Preparation time for me was about 30 minutes, allow another hour to bake – and you can also freeze it for later use which can be handy.
There are a variety of these savory pudding-type casseroles made with root vegetables – Lanttulaatikko – a swede based bake and Perunilaatikko – potato bake, being a couple of others. They’re all delicious.
Porkkanalaatiko – the Ingredients
- 2 Cups Rice
- 2 Cups Milk (or cream)
- 1kg Medium Carrots, shredded
- (for a variation, you could use 350gm of swedes in place of some of the carrots)
- 1/2 Teaspoon Salt
- 1 Tablespoon dark brown sugar (you can use honey or molasses instead if you prefer)
- 2 Eggs
- 3 Tablespoons Butter
- 1/3 Cup of fine Bread or Cracker crumbs
- 1 Teaspoon Nutmeg (optional, some recipes include this, some don’t)
Porkkanalaatiko – the Instructions
OK, this is dead-easy to make.
- Cook the Rice
- Poach the Carrots, then puree.
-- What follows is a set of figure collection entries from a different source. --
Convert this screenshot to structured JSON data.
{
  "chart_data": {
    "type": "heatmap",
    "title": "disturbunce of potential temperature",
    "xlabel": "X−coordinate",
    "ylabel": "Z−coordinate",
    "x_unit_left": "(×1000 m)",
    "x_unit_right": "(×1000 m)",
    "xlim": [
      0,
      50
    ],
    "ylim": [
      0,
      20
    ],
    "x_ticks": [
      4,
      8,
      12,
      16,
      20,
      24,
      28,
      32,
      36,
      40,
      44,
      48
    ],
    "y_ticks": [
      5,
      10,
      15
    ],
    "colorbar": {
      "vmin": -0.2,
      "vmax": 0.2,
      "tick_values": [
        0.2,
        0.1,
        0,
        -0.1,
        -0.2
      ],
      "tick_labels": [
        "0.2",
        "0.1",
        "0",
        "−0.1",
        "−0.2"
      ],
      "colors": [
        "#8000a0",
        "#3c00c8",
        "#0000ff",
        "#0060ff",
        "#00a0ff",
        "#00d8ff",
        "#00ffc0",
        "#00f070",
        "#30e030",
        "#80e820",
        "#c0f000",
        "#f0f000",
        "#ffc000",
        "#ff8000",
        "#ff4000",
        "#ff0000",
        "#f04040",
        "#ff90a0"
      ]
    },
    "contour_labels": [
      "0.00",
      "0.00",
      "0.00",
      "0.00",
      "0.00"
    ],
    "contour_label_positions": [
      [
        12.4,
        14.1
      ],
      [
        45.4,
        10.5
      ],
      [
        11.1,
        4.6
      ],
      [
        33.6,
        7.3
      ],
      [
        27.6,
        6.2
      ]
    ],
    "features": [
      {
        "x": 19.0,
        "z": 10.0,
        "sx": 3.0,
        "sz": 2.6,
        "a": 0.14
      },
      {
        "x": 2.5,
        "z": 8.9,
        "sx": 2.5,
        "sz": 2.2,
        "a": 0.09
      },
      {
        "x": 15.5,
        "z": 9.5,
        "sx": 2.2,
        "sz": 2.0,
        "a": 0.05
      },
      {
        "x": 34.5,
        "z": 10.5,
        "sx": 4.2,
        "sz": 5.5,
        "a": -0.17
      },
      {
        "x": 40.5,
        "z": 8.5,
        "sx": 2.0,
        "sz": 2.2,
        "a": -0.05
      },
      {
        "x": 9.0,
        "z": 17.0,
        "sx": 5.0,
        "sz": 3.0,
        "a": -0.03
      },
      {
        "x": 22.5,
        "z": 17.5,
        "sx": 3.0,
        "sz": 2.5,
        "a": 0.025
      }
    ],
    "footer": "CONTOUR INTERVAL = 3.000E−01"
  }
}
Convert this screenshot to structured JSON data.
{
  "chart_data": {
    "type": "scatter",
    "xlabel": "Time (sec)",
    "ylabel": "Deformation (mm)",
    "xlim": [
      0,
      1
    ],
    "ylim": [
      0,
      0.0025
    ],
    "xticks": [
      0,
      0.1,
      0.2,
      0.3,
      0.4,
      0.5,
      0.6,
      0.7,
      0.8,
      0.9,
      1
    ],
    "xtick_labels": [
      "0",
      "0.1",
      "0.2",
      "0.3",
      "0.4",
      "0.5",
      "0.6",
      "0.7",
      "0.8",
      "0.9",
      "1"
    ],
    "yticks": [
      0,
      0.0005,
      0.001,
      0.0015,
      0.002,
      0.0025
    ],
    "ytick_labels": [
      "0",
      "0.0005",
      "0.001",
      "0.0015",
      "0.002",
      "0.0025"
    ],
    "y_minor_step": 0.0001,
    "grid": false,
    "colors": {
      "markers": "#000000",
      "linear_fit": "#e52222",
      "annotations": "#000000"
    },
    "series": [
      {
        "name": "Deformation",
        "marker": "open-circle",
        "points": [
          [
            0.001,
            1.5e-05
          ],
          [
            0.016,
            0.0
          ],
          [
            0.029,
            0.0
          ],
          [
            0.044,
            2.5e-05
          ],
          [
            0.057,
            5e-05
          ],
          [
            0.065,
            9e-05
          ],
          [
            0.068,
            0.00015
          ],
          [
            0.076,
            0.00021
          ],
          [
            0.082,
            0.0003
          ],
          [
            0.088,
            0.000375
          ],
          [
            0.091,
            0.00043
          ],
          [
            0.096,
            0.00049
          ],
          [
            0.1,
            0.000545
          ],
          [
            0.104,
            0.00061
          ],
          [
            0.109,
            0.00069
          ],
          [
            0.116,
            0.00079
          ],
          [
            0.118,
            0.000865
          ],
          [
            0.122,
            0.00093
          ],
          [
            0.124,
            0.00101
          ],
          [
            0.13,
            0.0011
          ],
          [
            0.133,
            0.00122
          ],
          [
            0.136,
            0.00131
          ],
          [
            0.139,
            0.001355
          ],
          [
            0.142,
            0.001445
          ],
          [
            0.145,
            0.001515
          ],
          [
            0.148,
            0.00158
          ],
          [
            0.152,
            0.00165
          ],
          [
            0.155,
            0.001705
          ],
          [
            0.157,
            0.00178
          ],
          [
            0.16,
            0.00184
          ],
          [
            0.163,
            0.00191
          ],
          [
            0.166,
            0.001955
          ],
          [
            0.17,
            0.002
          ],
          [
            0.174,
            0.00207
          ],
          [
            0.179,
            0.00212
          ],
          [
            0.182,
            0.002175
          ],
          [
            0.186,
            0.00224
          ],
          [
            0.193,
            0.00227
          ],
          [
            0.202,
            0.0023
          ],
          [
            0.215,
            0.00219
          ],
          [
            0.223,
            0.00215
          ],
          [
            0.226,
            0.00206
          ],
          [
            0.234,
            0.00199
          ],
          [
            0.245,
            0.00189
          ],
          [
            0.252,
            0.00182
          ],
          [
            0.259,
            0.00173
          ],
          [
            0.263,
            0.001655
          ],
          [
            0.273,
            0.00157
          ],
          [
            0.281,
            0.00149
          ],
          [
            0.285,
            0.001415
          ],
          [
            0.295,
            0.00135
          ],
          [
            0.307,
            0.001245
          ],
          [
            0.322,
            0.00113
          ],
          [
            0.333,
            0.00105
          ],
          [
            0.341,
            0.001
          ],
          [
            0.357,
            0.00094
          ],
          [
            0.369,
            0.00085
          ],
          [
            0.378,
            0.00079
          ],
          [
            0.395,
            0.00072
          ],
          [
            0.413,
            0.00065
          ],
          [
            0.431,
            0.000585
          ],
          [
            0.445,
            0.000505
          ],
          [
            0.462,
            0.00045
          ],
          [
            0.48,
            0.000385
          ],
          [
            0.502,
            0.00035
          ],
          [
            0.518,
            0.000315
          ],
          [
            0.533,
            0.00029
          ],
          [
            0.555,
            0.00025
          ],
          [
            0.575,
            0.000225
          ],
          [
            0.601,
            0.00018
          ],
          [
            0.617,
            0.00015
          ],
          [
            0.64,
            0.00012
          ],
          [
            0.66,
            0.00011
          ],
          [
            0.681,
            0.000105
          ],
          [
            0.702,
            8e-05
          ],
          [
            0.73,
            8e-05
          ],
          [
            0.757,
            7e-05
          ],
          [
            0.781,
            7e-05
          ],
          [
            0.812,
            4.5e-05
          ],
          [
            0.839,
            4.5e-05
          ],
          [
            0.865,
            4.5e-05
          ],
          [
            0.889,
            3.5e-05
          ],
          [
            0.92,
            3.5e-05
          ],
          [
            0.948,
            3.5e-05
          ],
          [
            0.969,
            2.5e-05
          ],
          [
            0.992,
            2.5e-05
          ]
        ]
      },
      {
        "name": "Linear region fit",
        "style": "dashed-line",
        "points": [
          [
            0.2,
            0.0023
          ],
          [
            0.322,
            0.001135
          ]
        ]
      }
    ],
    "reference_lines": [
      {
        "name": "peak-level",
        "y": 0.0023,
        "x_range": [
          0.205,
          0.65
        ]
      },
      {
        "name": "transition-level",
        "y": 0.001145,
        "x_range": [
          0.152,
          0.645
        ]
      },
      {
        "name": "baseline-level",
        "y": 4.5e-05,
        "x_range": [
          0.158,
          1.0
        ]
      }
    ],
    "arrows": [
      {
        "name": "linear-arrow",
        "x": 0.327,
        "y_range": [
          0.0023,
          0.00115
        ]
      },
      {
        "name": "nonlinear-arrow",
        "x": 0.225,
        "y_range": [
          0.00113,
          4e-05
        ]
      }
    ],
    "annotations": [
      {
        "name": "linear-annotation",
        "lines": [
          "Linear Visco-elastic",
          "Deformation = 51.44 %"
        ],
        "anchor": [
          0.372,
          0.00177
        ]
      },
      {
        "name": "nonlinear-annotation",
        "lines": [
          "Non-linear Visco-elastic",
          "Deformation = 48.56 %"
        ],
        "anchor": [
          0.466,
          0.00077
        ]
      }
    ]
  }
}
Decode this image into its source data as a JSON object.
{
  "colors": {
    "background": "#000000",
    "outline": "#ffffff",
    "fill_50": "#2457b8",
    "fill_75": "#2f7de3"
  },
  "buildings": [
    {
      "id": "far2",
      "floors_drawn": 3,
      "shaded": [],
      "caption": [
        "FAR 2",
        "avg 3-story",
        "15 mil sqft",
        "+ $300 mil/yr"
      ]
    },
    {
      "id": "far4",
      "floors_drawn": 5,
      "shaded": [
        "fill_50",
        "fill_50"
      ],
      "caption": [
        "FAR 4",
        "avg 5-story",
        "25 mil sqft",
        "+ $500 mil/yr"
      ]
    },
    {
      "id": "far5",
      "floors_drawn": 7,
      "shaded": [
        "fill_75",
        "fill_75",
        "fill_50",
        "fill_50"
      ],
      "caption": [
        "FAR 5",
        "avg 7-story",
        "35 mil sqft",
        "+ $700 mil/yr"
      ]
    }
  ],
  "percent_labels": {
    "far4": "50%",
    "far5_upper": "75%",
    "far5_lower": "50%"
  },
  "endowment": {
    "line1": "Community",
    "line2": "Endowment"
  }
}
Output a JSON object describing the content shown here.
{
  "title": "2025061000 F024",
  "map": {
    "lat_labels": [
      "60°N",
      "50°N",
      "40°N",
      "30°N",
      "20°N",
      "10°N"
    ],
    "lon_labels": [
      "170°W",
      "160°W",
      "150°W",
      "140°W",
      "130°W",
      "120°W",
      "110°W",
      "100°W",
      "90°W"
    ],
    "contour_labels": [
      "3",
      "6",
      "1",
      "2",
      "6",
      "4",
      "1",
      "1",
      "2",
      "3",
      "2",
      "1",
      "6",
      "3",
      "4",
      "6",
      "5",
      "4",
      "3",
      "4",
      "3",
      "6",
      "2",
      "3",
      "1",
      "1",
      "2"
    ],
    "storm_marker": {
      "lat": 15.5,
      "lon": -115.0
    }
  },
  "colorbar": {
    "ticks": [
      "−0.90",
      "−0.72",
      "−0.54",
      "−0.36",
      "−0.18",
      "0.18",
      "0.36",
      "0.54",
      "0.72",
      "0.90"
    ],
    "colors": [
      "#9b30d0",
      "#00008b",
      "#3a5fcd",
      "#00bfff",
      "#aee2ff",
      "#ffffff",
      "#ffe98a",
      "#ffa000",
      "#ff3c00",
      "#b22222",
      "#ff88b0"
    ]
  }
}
Alternatively you can just shred the Carrots
- Beat the eggs
- Mix the Rice, shredded Carrots, Eggs, Milk (to taste), Salt, Sugar and nutmeg in a greased Casserole dish
- Dot the surface with dabs of butter and sprinkle crumbs over
- If you’re feeling artistic, pattern the surface with a spoon or fork (I don’t know what it is about Finnish recipes, but lots of them include these little designer touches. Personally, I get my kids to do this, they love helping, especially with stuff like this….)
- Bake at 375 degrees Fahrenheit for 40-45 minutes. It should be golden brown on top by the time it’s cooked. Depending on your oven, you may need to adjust the time a bit.
- Serve as a main course dish
I used a bit much milk the first time and it came out a bit runny. Used much less milk the second time and it worked much better. I liked it a lot, but the kids weren’t too keen. I think they found the carrot-colour a bit disconcerting. They ate some, but it was touch and go.
I find Beatrice Ojakangas’ recipe books a great source for Finnish and Scandinavian recipes. You can find all of these online as well but I still like a good recipe book to refer to for ideas every now and then.